Sorry murman I didn't see that about Raid 0. It makes no difference to partitioning but it does make a difference to storage capacity and vulnerability.
There are a number of Raid formats, (definitions and brief explanations at Wikipedia), but for most purposes the two most common are Raid 0 and Raid 1
Raid 0, is two disks where data is written to, and read from, alternate disks. So if you have a file that is 2 bytes big, 1 byte will be saved on the first disk, and the 2nd byte will be saved on the 2nd disk. This means faster writing to and faster reading from the hard disk. The two disks are treated as one disk. Faster, but if one disk fails, you lose everything!
Raid 1, is two disks where each time data is written to the disk, it is written to both disks at the same time. This is slower than Raid 0, (but no slower than normal single disks), but it has an important feature. If one disk fails, you lose nothing. The Disk Operating System can still work just off the one disk. (This assumes the disk failure is not catastrophic, eg breaking up and damaging the other disk). The two disks are still treated as one, but they back each other up.
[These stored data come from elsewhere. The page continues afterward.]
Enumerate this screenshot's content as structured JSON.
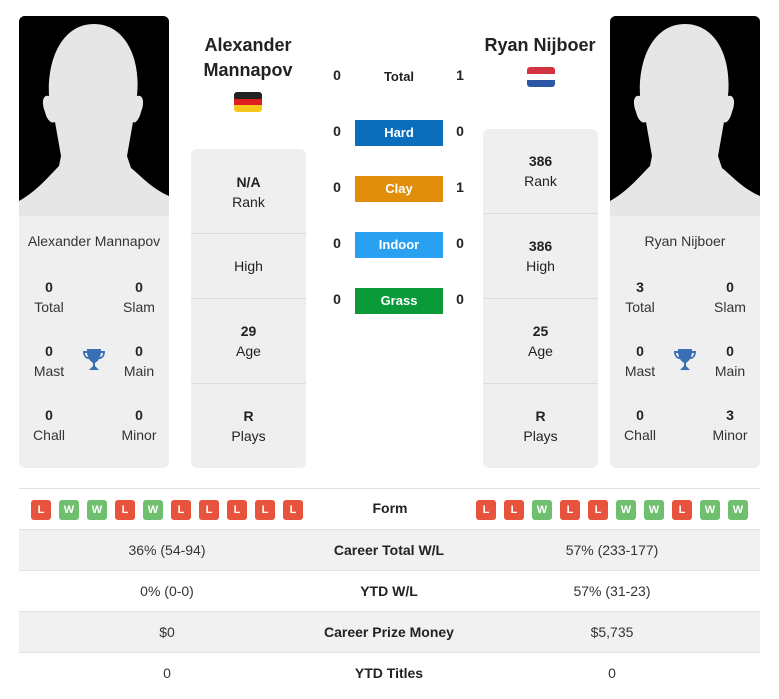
{
  "player1": {
    "name": "Alexander Mannapov",
    "name_line1": "Alexander",
    "name_line2": "Mannapov",
    "card_name": "Alexander Mannapov",
    "flag": "germany-flag",
    "titles": {
      "total": {
        "value": "0",
        "label": "Total"
      },
      "slam": {
        "value": "0",
        "label": "Slam"
      },
      "mast": {
        "value": "0",
        "label": "Mast"
      },
      "main": {
        "value": "0",
        "label": "Main"
      },
      "chall": {
        "value": "0",
        "label": "Chall"
      },
      "minor": {
        "value": "0",
        "label": "Minor"
      }
    },
    "rank": {
      "value": "N/A",
      "label": "Rank"
    },
    "high": {
      "value": "",
      "label": "High"
    },
    "age": {
      "value": "29",
      "label": "Age"
    },
    "plays": {
      "value": "R",
      "label": "Plays"
    },
    "form": [
      "L",
      "W",
      "W",
      "L",
      "W",
      "L",
      "L",
      "L",
      "L",
      "L"
    ]
  },
  "player2": {
    "name": "Ryan Nijboer",
    "card_name": "Ryan Nijboer",
    "flag": "netherlands-flag",
    "titles": {
      "total": {
        "value": "3",
        "label": "Total"
      },
      "slam": {
        "value": "0",
        "label": "Slam"
      },
      "mast": {
        "value": "0",
        "label": "Mast"
      },
      "main": {
        "value": "0",
        "label": "Main"
      },
      "chall": {
        "value": "0",
        "label": "Chall"
      },
      "minor": {
        "value": "3",
        "label": "Minor"
      }
    },
    "rank": {
      "value": "386",
      "label": "Rank"
    },
    "high": {
      "value": "386",
      "label": "High"
    },
    "age": {
      "value": "25",
      "label": "Age"
    },
    "plays": {
      "value": "R",
      "label": "Plays"
    },
    "form": [
      "L",
      "L",
      "W",
      "L",
      "L",
      "W",
      "W",
      "L",
      "W",
      "W"
    ]
  },
  "h2h": {
    "total": {
      "label": "Total",
      "p1": "0",
      "p2": "1"
    },
    "surfaces": [
      {
        "label": "Hard",
        "p1": "0",
        "p2": "0",
        "color": "#0a6ebd"
      },
      {
        "label": "Clay",
        "p1": "0",
        "p2": "1",
        "color": "#e08e0b"
      },
      {
        "label": "Indoor",
        "p1": "0",
        "p2": "0",
        "color": "#2aa0f0"
      },
      {
        "label": "Grass",
        "p1": "0",
        "p2": "0",
        "color": "#0a9a3a"
      }
    ]
  },
  "comparison": {
    "form_label": "Form",
    "rows": [
      {
        "label": "Career Total W/L",
        "p1": "36% (54-94)",
        "p2": "57% (233-177)"
      },
      {
        "label": "YTD W/L",
        "p1": "0% (0-0)",
        "p2": "57% (31-23)"
      },
      {
        "label": "Career Prize Money",
        "p1": "$0",
        "p2": "$5,735"
      },
      {
        "label": "YTD Titles",
        "p1": "0",
        "p2": "0"
      }
    ]
  },
  "colors": {
    "win": "#6ebf6e",
    "loss": "#e8533d",
    "trophy": "#3a6fb5"
  }
}
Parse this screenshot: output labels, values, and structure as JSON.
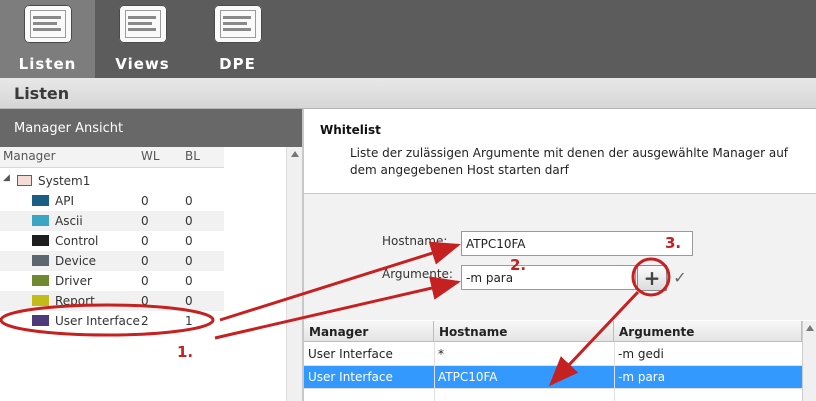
{
  "toolbar": {
    "items": [
      {
        "label": "Listen",
        "icon": "list-document-icon",
        "active": true
      },
      {
        "label": "Views",
        "icon": "list-document-icon",
        "active": false
      },
      {
        "label": "DPE",
        "icon": "list-document-icon",
        "active": false
      }
    ]
  },
  "page": {
    "title": "Listen"
  },
  "manager_panel": {
    "header": "Manager Ansicht",
    "columns": [
      "Manager",
      "WL",
      "BL"
    ],
    "root": {
      "label": "System1",
      "icon": "system-icon"
    },
    "items": [
      {
        "label": "API",
        "wl": "0",
        "bl": "0",
        "color": "#1a5e86"
      },
      {
        "label": "Ascii",
        "wl": "0",
        "bl": "0",
        "color": "#3aa6c4"
      },
      {
        "label": "Control",
        "wl": "0",
        "bl": "0",
        "color": "#1e1e1e"
      },
      {
        "label": "Device",
        "wl": "0",
        "bl": "0",
        "color": "#5b6670"
      },
      {
        "label": "Driver",
        "wl": "0",
        "bl": "0",
        "color": "#6f8a2e"
      },
      {
        "label": "Report",
        "wl": "0",
        "bl": "0",
        "color": "#c2bb1a"
      },
      {
        "label": "User Interface",
        "wl": "2",
        "bl": "1",
        "color": "#4e3a78"
      }
    ]
  },
  "whitelist": {
    "title": "Whitelist",
    "description": "Liste der zulässigen Argumente mit denen der ausgewählte Manager auf dem angegebenen Host starten darf",
    "hostname_label": "Hostname:",
    "hostname_value": "ATPC10FA",
    "argumente_label": "Argumente:",
    "argumente_value": "-m para",
    "add_symbol": "+",
    "ok_symbol": "✓",
    "table": {
      "columns": [
        "Manager",
        "Hostname",
        "Argumente"
      ],
      "rows": [
        {
          "manager": "User Interface",
          "hostname": "*",
          "argumente": "-m gedi",
          "selected": false
        },
        {
          "manager": "User Interface",
          "hostname": "ATPC10FA",
          "argumente": "-m para",
          "selected": true
        }
      ]
    }
  },
  "annotations": {
    "step1": "1.",
    "step2": "2.",
    "step3": "3.",
    "color": "#c62121"
  }
}
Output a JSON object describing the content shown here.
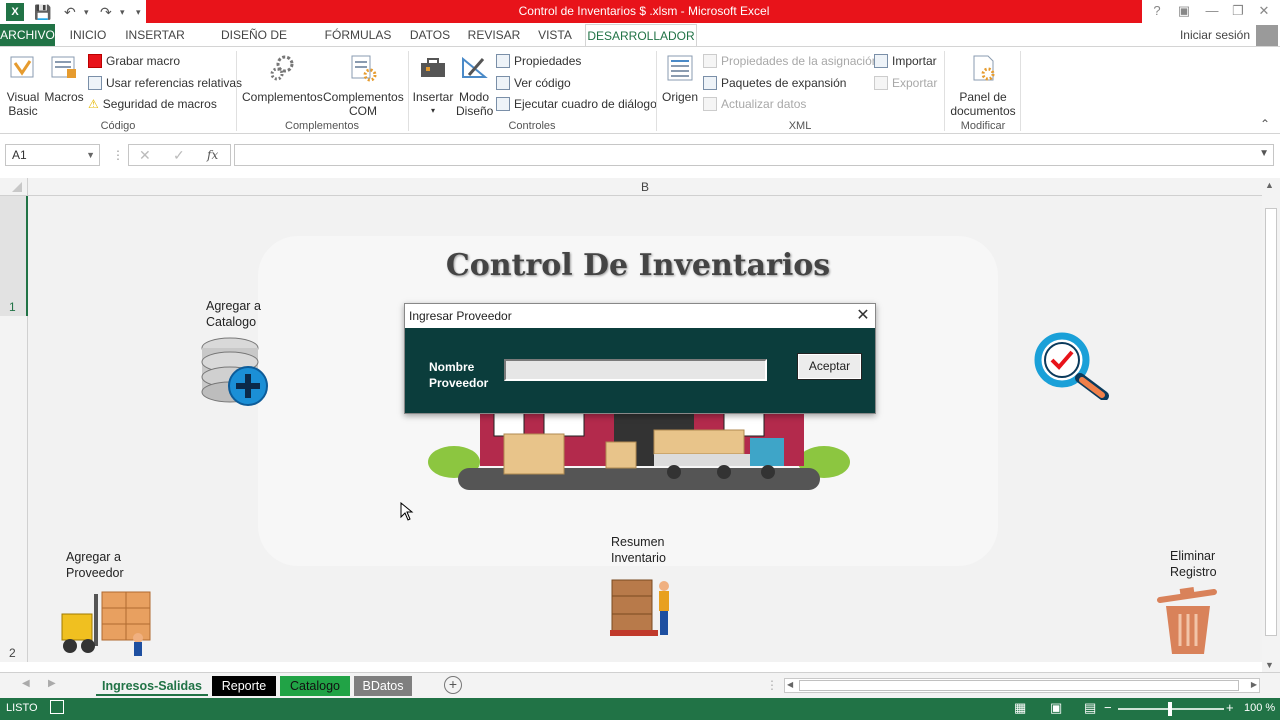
{
  "window": {
    "title": "Control de Inventarios $ .xlsm  -  Microsoft Excel",
    "signin": "Iniciar sesión"
  },
  "tabs": {
    "file": "ARCHIVO",
    "home": "INICIO",
    "insert": "INSERTAR",
    "layout": "DISEÑO DE PÁGINA",
    "formulas": "FÓRMULAS",
    "data": "DATOS",
    "review": "REVISAR",
    "view": "VISTA",
    "developer": "DESARROLLADOR"
  },
  "ribbon": {
    "codigo": {
      "label": "Código",
      "visual_basic_1": "Visual",
      "visual_basic_2": "Basic",
      "macros": "Macros",
      "record": "Grabar macro",
      "relative": "Usar referencias relativas",
      "security": "Seguridad de macros"
    },
    "complementos": {
      "label": "Complementos",
      "addins": "Complementos",
      "com_1": "Complementos",
      "com_2": "COM"
    },
    "controles": {
      "label": "Controles",
      "insert": "Insertar",
      "design_1": "Modo",
      "design_2": "Diseño",
      "properties": "Propiedades",
      "view_code": "Ver código",
      "run_dialog": "Ejecutar cuadro de diálogo"
    },
    "xml": {
      "label": "XML",
      "source": "Origen",
      "map_props": "Propiedades de la asignación",
      "packs": "Paquetes de expansión",
      "refresh": "Actualizar datos",
      "import": "Importar",
      "export": "Exportar"
    },
    "modificar": {
      "label": "Modificar",
      "panel_1": "Panel de",
      "panel_2": "documentos"
    }
  },
  "formula_bar": {
    "name_box": "A1",
    "fx": "fx",
    "value": ""
  },
  "grid": {
    "column_b": "B",
    "row_1": "1",
    "row_2": "2"
  },
  "sheet": {
    "title": "Control De Inventarios",
    "add_catalog_1": "Agregar a",
    "add_catalog_2": "Catalogo",
    "add_supplier_1": "Agregar a",
    "add_supplier_2": "Proveedor",
    "summary_1": "Resumen",
    "summary_2": "Inventario",
    "delete_1": "Eliminar",
    "delete_2": "Registro"
  },
  "dialog": {
    "title": "Ingresar Proveedor",
    "label_1": "Nombre",
    "label_2": "Proveedor",
    "input_value": "",
    "ok": "Aceptar"
  },
  "sheet_tabs": [
    {
      "label": "Ingresos-Salidas",
      "bg": "#f3f3f3",
      "color": "#217346"
    },
    {
      "label": "Reporte",
      "bg": "#000000",
      "color": "#ffffff"
    },
    {
      "label": "Catalogo",
      "bg": "#21a346",
      "color": "#111111"
    },
    {
      "label": "BDatos",
      "bg": "#7f7f7f",
      "color": "#ffffff"
    }
  ],
  "status": {
    "mode": "LISTO",
    "zoom": "100 %"
  },
  "colors": {
    "excel_green": "#217346",
    "title_red": "#e8131a",
    "dialog_body": "#0b3d3c"
  }
}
So if you are having two 75GB drives in Raid 0 format, you are not getting 150GB of storage. You are only getting 75GB of storage. The same applies to Raid 1 but that doesn't apply to your proposed set up.
Be careful then. If you need more than 75GB hard disk storage, you will need larger capacity hard disks if you are sticking with Raid, or you could add an additional internal drive, non-raid, for storage.
I use Raid 0 myself, and I am beginning to worry. My system is over 4 years old now, and the likelihood of disk failure grows. I use an external hard disk backup, and I have all my important files backed up to CD and DVD.